Toujours attaché, après le très bon Four Drones For Saxophone And Modular Synthesizer d’il y a un an, à la manière dont les morceaux se conçoivent et s’interprètent, Andrew Ostler fait le choix, pour ce Dots On A Disk Of Snow d’utiliser une large gamme d’instruments à vents : trompette, clarinette basse, cor de baryton et saxophone ténor. Mais, comme il avait pu le faire sur son précédent album, il joue aussi avec l’auditeur puisque le titre d’ouverture ne compte aucun de ses instruments, préférant déployer des tapis de cordes, destinés à accueillir une ligne mélodique de synthé, dans un registre d’ensemble qui cherche possiblement trop l’émotion (Tunes Blown Tremulous In Glass). Même sentiment de facilité quand des voix d’enfants babillent au loin, sur des volutes légèrement paresseuses (Rowing In Eden)

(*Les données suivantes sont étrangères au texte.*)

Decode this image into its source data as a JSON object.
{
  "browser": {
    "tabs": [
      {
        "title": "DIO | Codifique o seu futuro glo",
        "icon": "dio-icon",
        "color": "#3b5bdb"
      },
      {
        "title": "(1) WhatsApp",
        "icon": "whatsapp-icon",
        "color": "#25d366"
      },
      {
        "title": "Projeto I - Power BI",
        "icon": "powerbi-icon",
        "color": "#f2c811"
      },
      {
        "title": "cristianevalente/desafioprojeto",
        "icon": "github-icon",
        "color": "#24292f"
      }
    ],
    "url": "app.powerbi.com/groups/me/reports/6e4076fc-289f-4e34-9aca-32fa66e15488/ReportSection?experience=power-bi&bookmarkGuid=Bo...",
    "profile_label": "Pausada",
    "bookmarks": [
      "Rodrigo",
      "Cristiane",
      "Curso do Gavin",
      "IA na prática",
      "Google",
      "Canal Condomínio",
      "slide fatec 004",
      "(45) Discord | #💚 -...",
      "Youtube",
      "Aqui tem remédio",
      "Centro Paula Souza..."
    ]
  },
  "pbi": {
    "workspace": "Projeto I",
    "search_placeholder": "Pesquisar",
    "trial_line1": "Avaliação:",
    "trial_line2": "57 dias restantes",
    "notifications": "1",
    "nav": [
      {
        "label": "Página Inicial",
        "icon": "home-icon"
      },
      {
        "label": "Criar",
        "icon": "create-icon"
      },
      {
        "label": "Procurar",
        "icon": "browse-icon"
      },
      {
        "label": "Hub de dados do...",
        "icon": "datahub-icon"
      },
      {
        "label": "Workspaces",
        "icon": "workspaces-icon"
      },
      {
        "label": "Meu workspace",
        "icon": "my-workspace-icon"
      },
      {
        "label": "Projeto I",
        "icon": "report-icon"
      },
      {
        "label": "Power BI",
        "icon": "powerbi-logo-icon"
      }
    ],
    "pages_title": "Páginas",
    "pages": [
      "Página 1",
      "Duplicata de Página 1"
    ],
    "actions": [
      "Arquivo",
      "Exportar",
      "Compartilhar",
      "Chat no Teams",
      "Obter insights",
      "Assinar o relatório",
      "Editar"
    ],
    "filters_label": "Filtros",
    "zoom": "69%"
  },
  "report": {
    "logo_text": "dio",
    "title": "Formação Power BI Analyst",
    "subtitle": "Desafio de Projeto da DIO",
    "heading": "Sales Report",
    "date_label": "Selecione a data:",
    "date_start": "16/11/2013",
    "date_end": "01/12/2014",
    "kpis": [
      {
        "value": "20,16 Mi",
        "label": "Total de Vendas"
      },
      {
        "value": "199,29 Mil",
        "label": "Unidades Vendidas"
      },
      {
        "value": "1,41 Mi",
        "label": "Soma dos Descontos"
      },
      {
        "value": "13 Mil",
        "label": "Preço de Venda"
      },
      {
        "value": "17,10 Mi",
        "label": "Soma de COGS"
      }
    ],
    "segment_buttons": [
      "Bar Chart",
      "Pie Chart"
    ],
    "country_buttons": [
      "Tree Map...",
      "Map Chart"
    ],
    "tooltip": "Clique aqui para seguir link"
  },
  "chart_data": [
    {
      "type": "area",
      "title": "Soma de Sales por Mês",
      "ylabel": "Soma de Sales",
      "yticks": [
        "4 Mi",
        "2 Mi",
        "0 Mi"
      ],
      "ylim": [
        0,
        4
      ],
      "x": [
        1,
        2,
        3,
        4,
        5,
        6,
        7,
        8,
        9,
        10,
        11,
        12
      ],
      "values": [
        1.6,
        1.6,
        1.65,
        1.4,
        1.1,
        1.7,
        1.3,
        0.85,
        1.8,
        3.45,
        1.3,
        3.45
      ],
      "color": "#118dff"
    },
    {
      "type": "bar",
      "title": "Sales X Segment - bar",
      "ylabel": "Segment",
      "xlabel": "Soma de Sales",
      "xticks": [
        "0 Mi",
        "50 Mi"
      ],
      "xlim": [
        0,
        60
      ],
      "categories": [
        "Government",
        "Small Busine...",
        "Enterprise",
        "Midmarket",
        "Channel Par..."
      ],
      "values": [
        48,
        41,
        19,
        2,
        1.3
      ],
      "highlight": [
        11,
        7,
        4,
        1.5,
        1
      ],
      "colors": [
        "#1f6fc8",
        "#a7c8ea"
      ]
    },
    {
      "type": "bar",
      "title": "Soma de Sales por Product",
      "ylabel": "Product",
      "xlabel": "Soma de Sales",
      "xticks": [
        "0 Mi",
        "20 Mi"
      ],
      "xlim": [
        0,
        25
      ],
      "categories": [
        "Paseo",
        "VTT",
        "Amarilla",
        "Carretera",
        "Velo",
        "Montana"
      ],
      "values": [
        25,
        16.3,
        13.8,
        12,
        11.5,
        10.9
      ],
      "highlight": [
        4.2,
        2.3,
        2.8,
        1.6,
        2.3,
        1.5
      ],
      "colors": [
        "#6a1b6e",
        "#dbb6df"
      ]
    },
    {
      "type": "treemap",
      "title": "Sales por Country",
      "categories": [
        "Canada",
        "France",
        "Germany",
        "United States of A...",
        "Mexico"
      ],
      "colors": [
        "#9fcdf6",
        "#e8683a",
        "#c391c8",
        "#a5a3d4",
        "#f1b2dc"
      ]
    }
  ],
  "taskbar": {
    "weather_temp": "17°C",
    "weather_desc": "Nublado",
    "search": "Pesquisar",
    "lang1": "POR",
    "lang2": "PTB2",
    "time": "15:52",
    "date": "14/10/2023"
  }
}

En revanche, quand l’Écossais marie instruments à vent et électronique minimale, il se fait vraiment intéressant, à l’image du dialogue entre la trompette de The Doom’s Electric Moccasin et des cliquetis. Venant moucheter les plages instrumentales comme les taches noires éclaboussent la blancheur du vinyle sous le format duquel sort cet album, ces composantes électroniques charment par leur précision et leur finesse, comme par leur capacité à servir de planche d’appel pour les vents. C’est ainsi que (Soundless As) Dots On A Disk Of Snow trouve un nouveau souffle quand les rythmiques rentrent, dans la seconde moitié de ce morceau.
Enfin, en clôture du disque, Scarlet Experiment met en place deux lignes superposées de synthé, dans un bel effet de dédoublement et d’écho, travaillé dans la durée des dix minutes de ce morceau caudal. Si les instruments à vent y sont moins présents, son aspect légèrement envoûtant et sa circularité prenante en font une belle réussite.